Mark Twain & Whiteness
The many meanings of a color
2010 marks the 175th anniversary of Sam Clemens’s birth, the 100th anniversary of his death, and the 125th anniversary of the publication of Adventures of Huckleberry Finn. Now’s as good a time as any to contemplate the man who seemed to have been born in his white suit — indeed, to notice his special connections with that color.
Mark Twain made white clothes famous, though he was preceded in this bit of fashion by the American painter James McNeill Whistler who started wearing a white suit in Paris about a decade earlier or about the same time the poet Walt Whitman adopted workman’s clothes as his style in Brooklyn. Like television actors typecast as grandees (Ricardo Montalban, for example) or fossilized versions of Southern aristocrats (Col. Sanders, for instance), Twain made the white suit his trademark late in life when he was a white-haired author moving in a world of plutocrats with silver motorcars and steam yachts. You might call this the sartorial version of White Privilege.
About this same time — in his dotage and after the death of his beloved daughter Susie — Twain developed a special fondness for little girls. He sought them out wherever he was — in New York or the Connecticut countryside, while vacationing in Bermuda–and would soon assemble a troop of “Angel Fish,” as he called them, to regale and take on pony rides. Whatever this might reveal, it seems to have had the approval of the girls’ parents and been entirely innocent. In fact, perhaps to emphasize that innocence, Twain asked his young companions to wear their hair in braids and dress in white to match his own spotless apparel — viz. to dress in white pinafores.

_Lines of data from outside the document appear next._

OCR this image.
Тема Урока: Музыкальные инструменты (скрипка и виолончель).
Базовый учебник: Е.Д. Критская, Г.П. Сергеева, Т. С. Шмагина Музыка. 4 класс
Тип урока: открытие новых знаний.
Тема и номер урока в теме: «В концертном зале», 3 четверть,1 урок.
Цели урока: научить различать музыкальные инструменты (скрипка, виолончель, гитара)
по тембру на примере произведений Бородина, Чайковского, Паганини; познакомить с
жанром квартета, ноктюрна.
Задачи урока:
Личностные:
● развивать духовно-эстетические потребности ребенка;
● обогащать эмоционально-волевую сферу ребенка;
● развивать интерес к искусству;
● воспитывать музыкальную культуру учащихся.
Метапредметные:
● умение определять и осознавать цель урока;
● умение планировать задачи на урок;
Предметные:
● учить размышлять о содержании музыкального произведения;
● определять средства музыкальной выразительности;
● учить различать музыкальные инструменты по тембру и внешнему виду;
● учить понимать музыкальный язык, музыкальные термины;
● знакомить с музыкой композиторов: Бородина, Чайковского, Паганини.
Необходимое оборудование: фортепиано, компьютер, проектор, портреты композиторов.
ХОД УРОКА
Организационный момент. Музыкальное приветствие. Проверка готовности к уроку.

It is as if, in his senior years, Twain sought in real life the company of that familiar figure in fiction of Nineteenth Century America–the Virgin in White, often synonymous with the White Virgin. The most famous of these was Little Eva in Uncle Tom’s Cabin, whom Harriet Beecher Stowe described in this way: “Always dressed in white, she seemed to move like a shadow through all sorts of places, without contracting spot or stain.” Clemens and Stowe, incidentally, were next-door neighbors in Hartford, Connecticut; Clemens occupied his famous steamboat-like mansion and Stowe lived a stone’s throw away in a modest bungalow financed by the sale of the aforementioned Cabin.

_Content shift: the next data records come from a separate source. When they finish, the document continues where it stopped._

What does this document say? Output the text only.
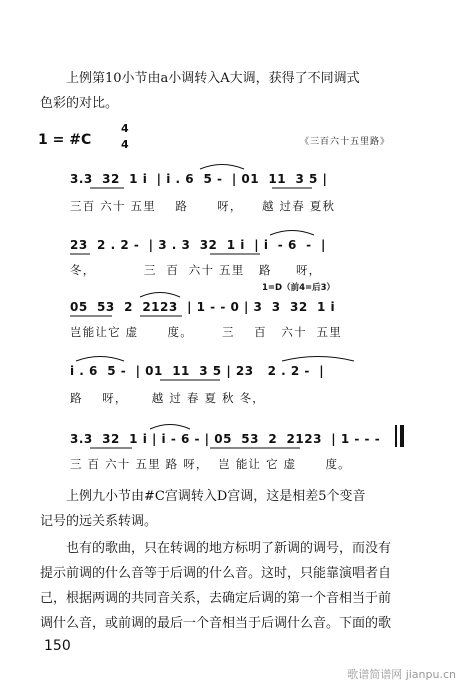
上例第10小节由a小调转入A大调，获得了不同调式
色彩的对比。
1 = #C
4
4	《三百六十五里路》
3.3  32  1 i  | i . 6  5 -  | 01  11  3 5 |
三百 六十 五里    路      呀，    越 过春 夏秋
23  2 . 2 -  | 3 . 3  32  1 i  | i  - 6  -  |
冬，          三  百  六十 五里   路     呀，
1=D（前4=后3）
05  53  2  2123  | 1 - - 0 | 3  3  32  1 i
岂能让它 虚      度。      三    百   六十  五里
i . 6  5 -  | 01  11  3 5 | 23   2 . 2 -  |
路    呀，     越 过 春 夏 秋 冬，
3.3  32  1 i | i - 6 - | 05  53  2  2123  | 1 - - -
三 百 六十 五里 路 呀，  岂 能让 它 虚      度。
上例九小节由#C宫调转入D宫调，这是相差5个变音
记号的远关系转调。
也有的歌曲，只在转调的地方标明了新调的调号，而没有
提示前调的什么音等于后调的什么音。这时，只能靠演唱者自
己，根据两调的共同音关系，去确定后调的第一个音相当于前
调什么音，或前调的最后一个音相当于后调什么音。下面的歌
150
歌谱简谱网 jianpu.cn
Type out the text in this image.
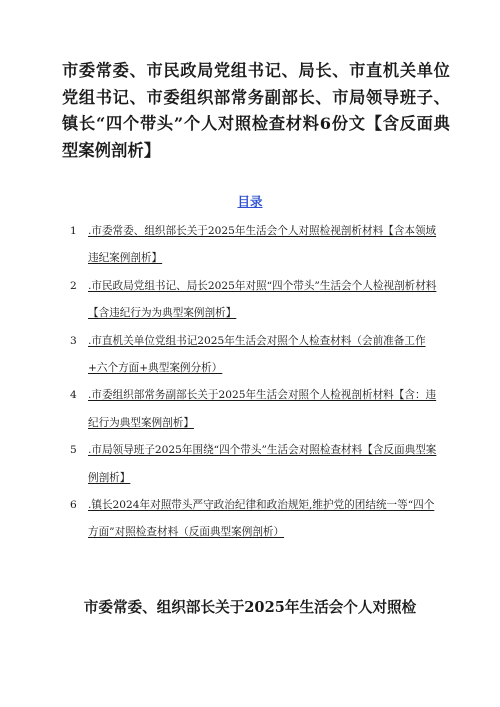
市委常委、市民政局党组书记、局长、市直机关单位党组书记、市委组织部常务副部长、市局领导班子、镇长“四个带头”个人对照检查材料6份文【含反面典型案例剖析】
目录
1	.市委常委、组织部长关于2025年生活会个人对照检视剖析材料【含本领域违纪案例剖析】
2	.市民政局党组书记、局长2025年对照“四个带头”生活会个人检视剖析材料【含违纪行为为典型案例剖析】
3	.市直机关单位党组书记2025年生活会对照个人检查材料（会前准备工作+六个方面+典型案例分析）
4	.市委组织部常务副部长关于2025年生活会对照个人检视剖析材料【含：违纪行为典型案例剖析】
5	.市局领导班子2025年围绕“四个带头”生活会对照检查材料【含反面典型案例剖析】
6	.镇长2024年对照带头严守政治纪律和政治规矩,维护党的团结统一等“四个方面”对照检查材料（反面典型案例剖析）
市委常委、组织部长关于2025年生活会个人对照检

Uncle Tom’s Cabin was, of course, the famous bestseller that challenged slavery on the eve of the Civil War; indeed, Abraham Lincoln referred to Stowe as “the little lady who started the big war.” When Twain later published his own “Tom” book, he was nowhere as courageous as his Hartford neighbor in his treatment of race. Instead, The Adventures of Tom Sawyer takes a nostalgic look at the Good Old Days before the War and the few African-Americans who have cameos in the book seem to have wandered away from a minstrel show; we should add that Injun Jo fares little better and is scarcely distinguishable from the scalping stereotypes of pulp fiction and is almost as unacceptable when he is believed to be a “tawny Spaniard.” In fact, the issue of color conspicuously appears at only one point in the novel: in the memorable scene where Tom persuades his friends to whitewash the fence.
Twain’s sensitivity to issues of race developed over time and didn’t appear in print until nine years later in Adventures of Huckleberry Finn. There, you will remember, Huck goes against his “conscience” to help the runaway slave escape; in that book we have (as Lionel Trilling observed) “America’s most eloquent argument against racism”–despite, we might add, the occasional boneheaded school board. This consciousness about race continued to expand in the succeeding years when Clemens would, for example, subsidize the first African-American student admitted to Yale’s Law School. Indeed, he would have found the idea of “affirmative action” too mild; given the institution of slavery, what was due black citizens, he felt, was nothing less than reparations.
Besides a sense of injustice, Clemens’ sympathy for African-Americans was driven by fellow feeling. If we can add one more permutation to our meditations on Twain and Whiteness, that feeling of kinship arose because he was “poor white trash” (a term in Clemens’ time that signified the hardscrabble folks living on Tobacco Road). Because of his father’s poor investments and persistent bad luck, Clemens grew up poor; as he often said, his family was little better off than their impoverished black neighbors, except by virtue of their color. There is something of that in The Prince and the Pauper.
In any event, it was a great leap from barefoot child in backwater Missouri to the man in the white suit living in a Hartford mansion, after he married Livy Langdon (from a wealthy family in upstate New York) and began socializing with the likes of William Dean Howells and other Boston Brahmins. These changed circumstances lead his wife and Clemens’ Yankee friends to conclude that he needed what we now call a “makeover”: He needed to give up his western string tie and become gentrified in a hundred other ways. Clemens always claimed they “whitewashed” him.
Originally given as a lecture to the Friends of the Library, San Diego State University.